Prices for ex-Australia premium hard coking coal (PHCC) have settled at $180/mt FOB in a new trade. But market sources are still generally negative, thinking that prices may slide a bit more as there is no demand improvement so far.
A deal for 75,000 mt of mid-volatile Goonyella PHCC was done at $180/mt FOB for October laycan early this week. This is just slightly below the reference price of $182/mt FOB late last week. Moreover, a similar volume of Goonyella C PHCC was on offer at $175/mt FOB, but for mid-September laycan.
A few traders agree that at the moment there are still a number of offers, mainly for October laycan, so prices may continue to slide, while the re-export activities seen previously are expected to continue. Also, some re-negotiations of some earlier signed contracts have already been reported by market sources, since over the past month prices on FOB basis have lost $30/mt.
Indian mills have been asking for $190/mt CFR at the highest for premium materials for October laycan, and some market sources believe that purchases may restart soon amid the expected improvement in steel demand in October when the monsoon season will come to an end.

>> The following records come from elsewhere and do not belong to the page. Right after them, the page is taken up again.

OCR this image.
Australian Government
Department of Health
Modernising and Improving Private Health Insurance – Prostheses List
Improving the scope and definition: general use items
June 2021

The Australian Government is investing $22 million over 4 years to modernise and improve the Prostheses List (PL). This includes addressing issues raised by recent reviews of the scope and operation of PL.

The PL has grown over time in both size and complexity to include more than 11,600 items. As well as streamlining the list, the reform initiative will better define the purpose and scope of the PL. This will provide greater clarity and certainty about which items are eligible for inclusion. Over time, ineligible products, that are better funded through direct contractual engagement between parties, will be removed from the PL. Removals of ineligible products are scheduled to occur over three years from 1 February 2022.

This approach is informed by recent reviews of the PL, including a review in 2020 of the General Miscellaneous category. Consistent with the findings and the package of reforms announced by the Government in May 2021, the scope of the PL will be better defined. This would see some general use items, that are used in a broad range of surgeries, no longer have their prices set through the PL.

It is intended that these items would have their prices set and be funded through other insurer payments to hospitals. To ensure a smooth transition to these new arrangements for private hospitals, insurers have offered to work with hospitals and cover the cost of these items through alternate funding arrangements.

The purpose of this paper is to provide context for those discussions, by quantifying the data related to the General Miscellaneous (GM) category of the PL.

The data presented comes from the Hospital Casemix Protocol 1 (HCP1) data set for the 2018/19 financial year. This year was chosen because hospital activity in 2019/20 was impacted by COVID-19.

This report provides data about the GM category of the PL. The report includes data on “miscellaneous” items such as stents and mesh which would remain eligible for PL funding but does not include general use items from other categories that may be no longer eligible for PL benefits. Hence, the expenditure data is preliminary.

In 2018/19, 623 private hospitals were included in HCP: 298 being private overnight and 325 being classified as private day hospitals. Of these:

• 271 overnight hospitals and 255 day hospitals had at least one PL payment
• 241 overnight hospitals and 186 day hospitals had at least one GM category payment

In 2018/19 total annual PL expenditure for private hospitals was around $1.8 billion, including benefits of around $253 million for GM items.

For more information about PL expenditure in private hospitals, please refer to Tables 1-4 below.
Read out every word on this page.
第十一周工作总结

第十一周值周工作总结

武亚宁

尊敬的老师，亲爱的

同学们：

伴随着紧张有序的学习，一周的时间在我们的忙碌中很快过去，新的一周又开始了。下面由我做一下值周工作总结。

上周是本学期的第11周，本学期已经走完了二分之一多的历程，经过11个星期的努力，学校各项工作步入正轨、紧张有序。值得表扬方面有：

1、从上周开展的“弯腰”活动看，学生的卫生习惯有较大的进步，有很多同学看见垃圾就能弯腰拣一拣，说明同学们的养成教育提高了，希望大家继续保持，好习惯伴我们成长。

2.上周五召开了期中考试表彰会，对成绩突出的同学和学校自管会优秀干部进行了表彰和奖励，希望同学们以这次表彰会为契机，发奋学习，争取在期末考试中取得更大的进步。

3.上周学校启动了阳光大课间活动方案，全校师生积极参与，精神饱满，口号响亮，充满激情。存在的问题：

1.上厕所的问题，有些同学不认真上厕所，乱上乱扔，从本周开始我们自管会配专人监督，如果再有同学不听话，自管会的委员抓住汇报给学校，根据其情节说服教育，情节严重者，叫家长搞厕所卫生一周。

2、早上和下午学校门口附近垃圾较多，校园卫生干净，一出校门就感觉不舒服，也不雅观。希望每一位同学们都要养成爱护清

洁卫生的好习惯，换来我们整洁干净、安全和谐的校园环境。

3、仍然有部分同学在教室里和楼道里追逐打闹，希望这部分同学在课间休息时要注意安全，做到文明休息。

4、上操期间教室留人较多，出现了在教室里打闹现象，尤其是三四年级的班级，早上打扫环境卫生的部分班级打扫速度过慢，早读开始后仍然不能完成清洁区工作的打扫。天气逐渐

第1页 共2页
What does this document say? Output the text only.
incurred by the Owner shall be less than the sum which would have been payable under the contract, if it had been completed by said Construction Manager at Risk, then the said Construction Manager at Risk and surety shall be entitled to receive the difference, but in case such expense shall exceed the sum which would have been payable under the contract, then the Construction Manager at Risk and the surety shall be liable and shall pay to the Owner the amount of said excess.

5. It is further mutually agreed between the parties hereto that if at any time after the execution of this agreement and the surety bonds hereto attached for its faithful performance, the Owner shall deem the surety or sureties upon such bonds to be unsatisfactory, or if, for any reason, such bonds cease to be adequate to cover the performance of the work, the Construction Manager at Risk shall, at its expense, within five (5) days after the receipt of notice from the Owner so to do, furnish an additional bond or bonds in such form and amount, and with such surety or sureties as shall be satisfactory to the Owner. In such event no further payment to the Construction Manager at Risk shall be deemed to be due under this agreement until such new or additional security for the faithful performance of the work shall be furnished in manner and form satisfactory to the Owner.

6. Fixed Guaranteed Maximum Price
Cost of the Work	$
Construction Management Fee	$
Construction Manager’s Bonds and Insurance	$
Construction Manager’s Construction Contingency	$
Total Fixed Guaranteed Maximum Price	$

In China’s import market, the tradable level for PHCC has been assessed at $193-195/mt CFR, versus $195-200/mt CFR late last week. Though this week steel futures prices have rebounded in China, the overall fundamentals are still weak and the buying of raw materials is limited.
The SteelOrbis reference price for ex-Australia PHCC has come to $178/mt FOB, down by $4/mt from the previous day.